Temperature Parameter

Metrics that use verdict aggregation accept a temperature parameter that controls scoring strictness:

# Strict scoring — penalizes poor verdicts heavily
metric = AnswerRelevancyMetric(model="gpt-4o", threshold=0.7, temperature=0.1)

# Balanced scoring (default for most metrics)
metric = AnswerRelevancyMetric(model="gpt-4o", threshold=0.7, temperature=0.5)

# Lenient scoring — forgiving of weak verdicts
metric = AnswerRelevancyMetric(model="gpt-4o", threshold=0.7, temperature=1.0)
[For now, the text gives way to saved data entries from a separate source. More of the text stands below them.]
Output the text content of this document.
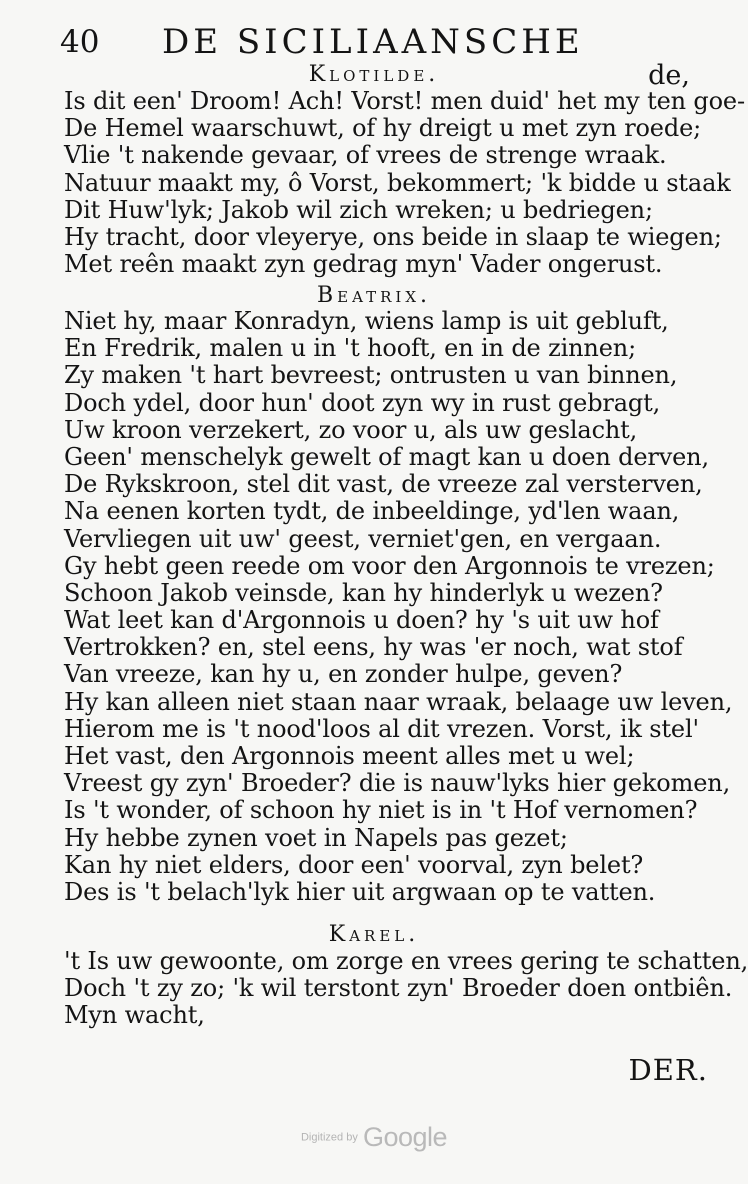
40 DE SICILIAANSCHE
Klotilde.	de,
Is dit een' Droom! Ach! Vorst! men duid' het my ten goe-
De Hemel waarschuwt, of hy dreigt u met zyn roede;
Vlie 't nakende gevaar, of vrees de strenge wraak.
Natuur maakt my, ô Vorst, bekommert; 'k bidde u staak
Dit Huw'lyk; Jakob wil zich wreken; u bedriegen;
Hy tracht, door vleyerye, ons beide in slaap te wiegen;
Met reên maakt zyn gedrag myn' Vader ongerust.
Beatrix.
Niet hy, maar Konradyn, wiens lamp is uit gebluft,
En Fredrik, malen u in 't hooft, en in de zinnen;
Zy maken 't hart bevreest; ontrusten u van binnen,
Doch ydel, door hun' doot zyn wy in rust gebragt,
Uw kroon verzekert, zo voor u, als uw geslacht,
Geen' menschelyk gewelt of magt kan u doen derven,
De Rykskroon, stel dit vast, de vreeze zal versterven,
Na eenen korten tydt, de inbeeldinge, yd'len waan,
Vervliegen uit uw' geest, verniet'gen, en vergaan.
Gy hebt geen reede om voor den Argonnois te vrezen;
Schoon Jakob veinsde, kan hy hinderlyk u wezen?
Wat leet kan d'Argonnois u doen? hy 's uit uw hof
Vertrokken? en, stel eens, hy was 'er noch, wat stof
Van vreeze, kan hy u, en zonder hulpe, geven?
Hy kan alleen niet staan naar wraak, belaage uw leven,
Hierom me is 't nood'loos al dit vrezen. Vorst, ik stel'
Het vast, den Argonnois meent alles met u wel;
Vreest gy zyn' Broeder? die is nauw'lyks hier gekomen,
Is 't wonder, of schoon hy niet is in 't Hof vernomen?
Hy hebbe zynen voet in Napels pas gezet;
Kan hy niet elders, door een' voorval, zyn belet?
Des is 't belach'lyk hier uit argwaan op te vatten.
Karel.
't Is uw gewoonte, om zorge en vrees gering te schatten,
Doch 't zy zo; 'k wil terstont zyn' Broeder doen ontbiên.
Myn wacht,
DER.
Digitized by Google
See Score Aggregation for details on how temperature affects scoring.


Evaluation Options

The evaluate() function accepts these options:

results = await evaluate(
    test_cases=test_cases,       # List[EvalTestCase]
    metrics=metrics,             # List[MetricPattern]
    verbose=True,                # Show progress in console
    show_dashboard=False,        # Open dashboard after evaluation
    session_name="my-run"        # Name for dashboard session
)
Parameter Type Default Description
test_cases List[EvalTestCase] required Test cases to evaluate
metrics List[MetricPattern] required Metrics to apply
verbose bool True Show console progress
show_dashboard bool False Open dashboard in browser
session_name str None Session name for caching

Test Case Schema

EvalTestCase

from eval_lib import EvalTestCase

test_case = EvalTestCase(
    input="User's question",                    # Required
    actual_output="AI's response",              # Required
    expected_output="Reference answer",          # Optional
    retrieval_context=["context chunk 1", ...],  # Optional
    tools_called=["tool1", "tool2"],            # Optional (for agent metrics)
    expected_tools=["tool1", "tool2"],          # Optional (for agent metrics)
    reasoning="Chain of thought",               # Optional
    name="Test case label",                     # Optional
)

ConversationalEvalTestCase

from eval_lib import ConversationalEvalTestCase, EvalTestCase

conversation = ConversationalEvalTestCase(
    chatbot_role="System prompt / role description",  # Optional
    name="Conversation label",                        # Optional
    turns=[
        EvalTestCase(input="...", actual_output="..."),
        EvalTestCase(input="...", actual_output="..."),
    ]
)

Which fields are needed?

Different metrics require different fields. See each metric's documentation for its specific requirements.